The hls4ml toolchain, depicted in Figure 4, offers an alternative approach, emphasizing flexibility and configurability through parameters such as IO type, strategy, and reuse factor. Unlike SNL, hls4ml embeds weights and biases during synthesis, necessitating resynthesis for any updates. This impacts runtime flexibility but provides granulated control over resource and latency trade-offs.

Figure 4: Standard hls4ml workflow for a streaming-based NN deployment on a ZCU102 running a PYNQ image.

Benchmarking

The benchmarking process involved comparing SNL and hls4ml across various neural network architectures, presented in Table 1. The focus was on assessing latency and resource utilization, with precision, synthesis strategy, and reuse factor as variable parameters. Results demonstrated that SNL often achieves lower latency but may require more resources such as BRAM and FFs compared to hls4ml, which benefits from fine-grained control over these parameters.

Table 1: Benchmark Task Summary

Model	Dataset	Input Size	Task	Performance
Jet	LHC Jet	(16,)	Classification	74.90%
Anomaly	ToyADMOS	(320,)	Detection	0.70 (AUC)
KWS	Speech Commands	(32, 32, 1)	Classification	59.33%
VWW	Visual Wake Words	(49, 10, 1)	Classification	70.14%

Results

Figures 5 and 6 illustrate resource utilization and latency respectively, across different models and synthesis configurations. Notably, SNL demonstrated superior latency performance in three out of the four architectures tested, while often incurring higher resource usage compared to hls4ml. These findings indicate that while SNL prioritizes fast inference, hls4ml provides better resource efficiency under constrained settings.

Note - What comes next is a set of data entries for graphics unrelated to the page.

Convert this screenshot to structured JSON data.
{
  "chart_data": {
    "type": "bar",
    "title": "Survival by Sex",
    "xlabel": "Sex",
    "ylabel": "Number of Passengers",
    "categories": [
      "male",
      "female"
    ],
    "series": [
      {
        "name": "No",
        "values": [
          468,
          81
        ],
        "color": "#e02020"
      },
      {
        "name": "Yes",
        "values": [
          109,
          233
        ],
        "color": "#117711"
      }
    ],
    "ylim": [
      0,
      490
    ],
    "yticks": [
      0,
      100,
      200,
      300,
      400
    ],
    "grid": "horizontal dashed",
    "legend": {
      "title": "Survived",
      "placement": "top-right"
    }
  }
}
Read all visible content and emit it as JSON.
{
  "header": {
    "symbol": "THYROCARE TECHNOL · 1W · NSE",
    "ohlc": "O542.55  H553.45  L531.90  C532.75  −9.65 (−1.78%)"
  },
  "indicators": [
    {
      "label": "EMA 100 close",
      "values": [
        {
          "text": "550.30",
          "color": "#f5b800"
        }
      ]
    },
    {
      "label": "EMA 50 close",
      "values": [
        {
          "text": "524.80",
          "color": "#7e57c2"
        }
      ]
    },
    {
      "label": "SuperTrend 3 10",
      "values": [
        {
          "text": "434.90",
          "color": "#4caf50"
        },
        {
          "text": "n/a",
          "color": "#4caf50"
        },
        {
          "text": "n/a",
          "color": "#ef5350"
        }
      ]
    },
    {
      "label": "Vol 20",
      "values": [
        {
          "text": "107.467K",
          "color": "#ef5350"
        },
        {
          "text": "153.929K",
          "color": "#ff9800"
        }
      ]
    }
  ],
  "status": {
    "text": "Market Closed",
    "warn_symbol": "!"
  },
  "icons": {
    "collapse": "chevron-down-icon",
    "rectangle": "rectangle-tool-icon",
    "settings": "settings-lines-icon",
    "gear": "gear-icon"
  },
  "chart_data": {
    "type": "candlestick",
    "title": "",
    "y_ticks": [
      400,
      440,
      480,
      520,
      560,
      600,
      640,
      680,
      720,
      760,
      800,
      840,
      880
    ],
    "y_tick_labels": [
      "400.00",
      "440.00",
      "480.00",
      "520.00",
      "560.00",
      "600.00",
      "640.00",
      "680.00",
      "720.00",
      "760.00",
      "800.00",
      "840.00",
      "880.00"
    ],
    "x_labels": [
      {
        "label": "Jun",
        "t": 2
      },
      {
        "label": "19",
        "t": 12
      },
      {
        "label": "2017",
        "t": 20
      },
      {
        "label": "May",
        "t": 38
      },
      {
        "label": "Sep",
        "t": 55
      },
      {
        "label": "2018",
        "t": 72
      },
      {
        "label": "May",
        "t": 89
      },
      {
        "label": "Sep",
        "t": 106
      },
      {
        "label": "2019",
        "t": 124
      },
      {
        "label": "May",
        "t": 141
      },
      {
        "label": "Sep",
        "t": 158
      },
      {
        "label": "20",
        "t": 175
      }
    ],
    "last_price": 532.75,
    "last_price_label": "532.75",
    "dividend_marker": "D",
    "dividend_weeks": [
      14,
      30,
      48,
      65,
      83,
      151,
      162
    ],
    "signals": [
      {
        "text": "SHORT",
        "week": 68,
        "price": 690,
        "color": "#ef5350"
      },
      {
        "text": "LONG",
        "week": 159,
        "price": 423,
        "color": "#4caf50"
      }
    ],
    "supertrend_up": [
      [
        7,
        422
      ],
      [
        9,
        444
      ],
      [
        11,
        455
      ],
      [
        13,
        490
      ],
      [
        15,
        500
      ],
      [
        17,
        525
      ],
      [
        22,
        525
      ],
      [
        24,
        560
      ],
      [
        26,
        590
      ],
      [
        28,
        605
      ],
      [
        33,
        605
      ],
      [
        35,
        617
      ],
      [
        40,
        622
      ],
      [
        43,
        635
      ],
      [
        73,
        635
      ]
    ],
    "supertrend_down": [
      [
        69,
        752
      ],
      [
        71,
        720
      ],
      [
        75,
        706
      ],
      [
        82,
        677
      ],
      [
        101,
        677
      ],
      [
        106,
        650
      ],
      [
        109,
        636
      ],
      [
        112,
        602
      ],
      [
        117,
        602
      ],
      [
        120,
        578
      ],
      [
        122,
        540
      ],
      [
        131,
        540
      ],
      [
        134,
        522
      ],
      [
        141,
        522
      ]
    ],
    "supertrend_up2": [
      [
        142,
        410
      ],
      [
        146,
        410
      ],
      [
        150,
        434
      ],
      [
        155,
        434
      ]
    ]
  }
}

Figure 5: Resource utilization across models and different synthesis parameters, comparing SNL (bars with shading) and hls4ml.

Figure 6: Absolute latency across models and different synthesis parameters, comparing SNL (bars with shading) and hls4ml.

Discussion

The benchmarking highlights SNL's strength in achieving low-latency inference, essential for high-rate experimental environments. However, the trade-off in resource utilization suggests avenues for future optimization. By contrast, hls4ml offers flexibility via synthesis parameters, allowing for more adaptable trade-offs between resource usage and latency.

Conclusion

The integration of SNL, Auto-SNL, and SLAC's Rogue software provides a robust framework for FPGAs in high-speed scientific applications. While SNL excels in latency performance, future work should focus on enhancing its resource efficiency. Continued development of Auto-SNL will further democratize FPGA deployment by simplifying model translation and allowing for seamless adaptation to new hardware platforms and evolving ML frameworks.